Cold air on its way after brief warm spell

Slick roads again expected in Toledo area Friday

1/11/2018
BY DAVID PATCH
BLADE STAFF WRITER

For the second morning of three, Toledoans are likely to awake Friday to roadways slickened by freezing rain and sleet.

This time, however, will mark the advance of cold air replacing warm air, instead of the other way around.

But as of Thursday afternoon, weather forecasters no longer expected a winter storm forming along that cold front during its advance to significantly affect northwest Ohio.

While long-range forecasts earlier this week suggested the Toledo area might get half a foot or more of snow, that storm’s development and path gradually shifted east, and by Thursday the heaviest snow was forecast for areas east of Cleveland.

Snowfall around Toledo was expected to range between 1 and 3 inches, while the National Weather Service office in White Lake, Mich., predicted 1 to 4 inches in southeast Michigan.

Jay Berschback, chief meteorologist with WTVG-TV Channel 13, gave a slightly higher estimate of 2 to 4 inches in Toledo, and said higher accumulations were likely well to the city’s southeast.

But before that, the forecasters cautioned, mixed precipitation early Friday could leave an icy glaze of one-tenth to two-tenths of an inch around the region.

The cold front’s passage also was expected to plunge area temperatures from the mid-50s late Thursday night to the 20s by late morning, accompanied by a robust northerly wind. The mercury is expected to fall into the teens Friday night and not top 20 until Monday, when Mr. Berschback said a light snow of 1 to 2 inches was probable in Toledo.

Warm air’s advance Wednesday above colder air near the surface had triggered freezing rain that resulted in a spate of traffic crashes and slip-and-fall injuries across Toledo. The Toledo Area Regional Transit Authority suspended service for more than an hour after two of its buses were involved in crashes, including one that seriously injured a pedestrian.

Shortly before 4 p.m. Thursday, the temperature at Toledo Express Airport topped out at 58 degrees — well shy of the 68-degree record for Jan. 11 but still 25 degrees above normal for the date and a sharp contrast to the teens-and-lower chill that predominated locally between Christmas and last weekend

The brief January thaw may have contributed to an incident Wednesday night on Lake Erie off Monroe County that left an unidentified man missing.

Authorities resumed a search Thursday for the rider of a snowmobile or all-terrain vehicle that fell through the lake ice off Stoney Point in Frenchtown Township.

Monroe County Sheriff’s deputies, the Frenchtown Fire Department, and the Coast Guard were dispatched to the scene off Lakeshore Drive near Nelson Drive about 9 p.m. Wednesday in response to a report of the rider falling through the ice about 1,000 feet offshore, the sheriff’s office said.

The search confirmed the presence of an area of open water about 12 feet in diameter where the rider was reported to have gone missing, but neither the person nor the vehicle was immediately located.

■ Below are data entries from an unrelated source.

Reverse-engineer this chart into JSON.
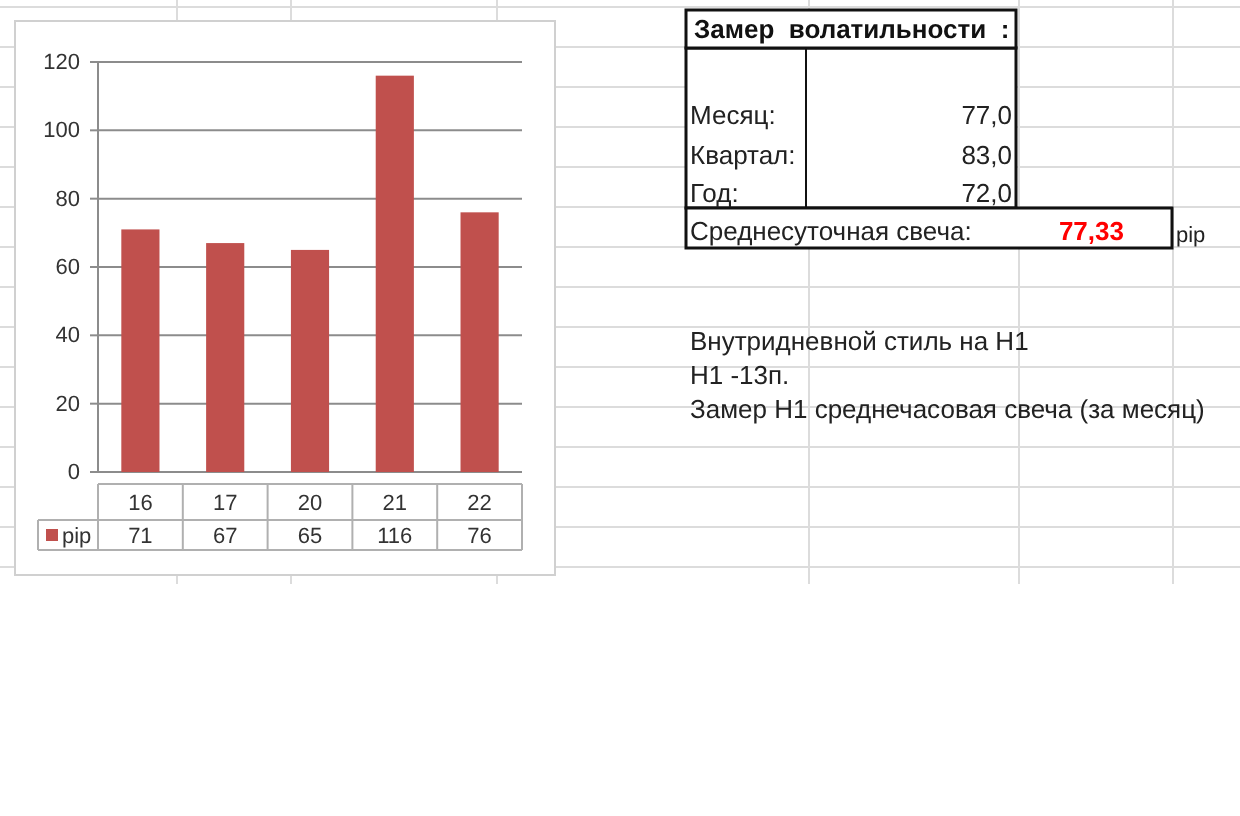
{
  "chart_data": [
    {
      "type": "bar",
      "categories": [
        "16",
        "17",
        "20",
        "21",
        "22"
      ],
      "series": [
        {
          "name": "pip",
          "color": "#c0504d",
          "values": [
            71,
            67,
            65,
            116,
            76
          ]
        }
      ],
      "ylim": [
        0,
        120
      ],
      "yticks": [
        0,
        20,
        40,
        60,
        80,
        100,
        120
      ],
      "grid": "y",
      "legend": "bottom left",
      "data_labels": true
    },
    {
      "type": "other",
      "title": "Замер  волатильности  :",
      "annotations": [
        "Месяц:",
        "77,0",
        "Квартал:",
        "83,0",
        "Год:",
        "72,0",
        "Среднесуточная свеча:",
        "77,33",
        "pip",
        "Внутридневной стиль на H1",
        "H1 -13п.",
        "Замер H1 среднечасовая свеча (за месяц)"
      ]
    }
  ]
}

Because of unstable ice and weather conditions, deputies said, the search was suspended until daylight Thursday.

No further statements about the search’s progress were issued during the day Thursday.

The Coast Guard on Wednesday had issued a warning that anyone venturing onto Great Lakes ice use extreme caution because warming conditions and shifting winds could make the ice unstable.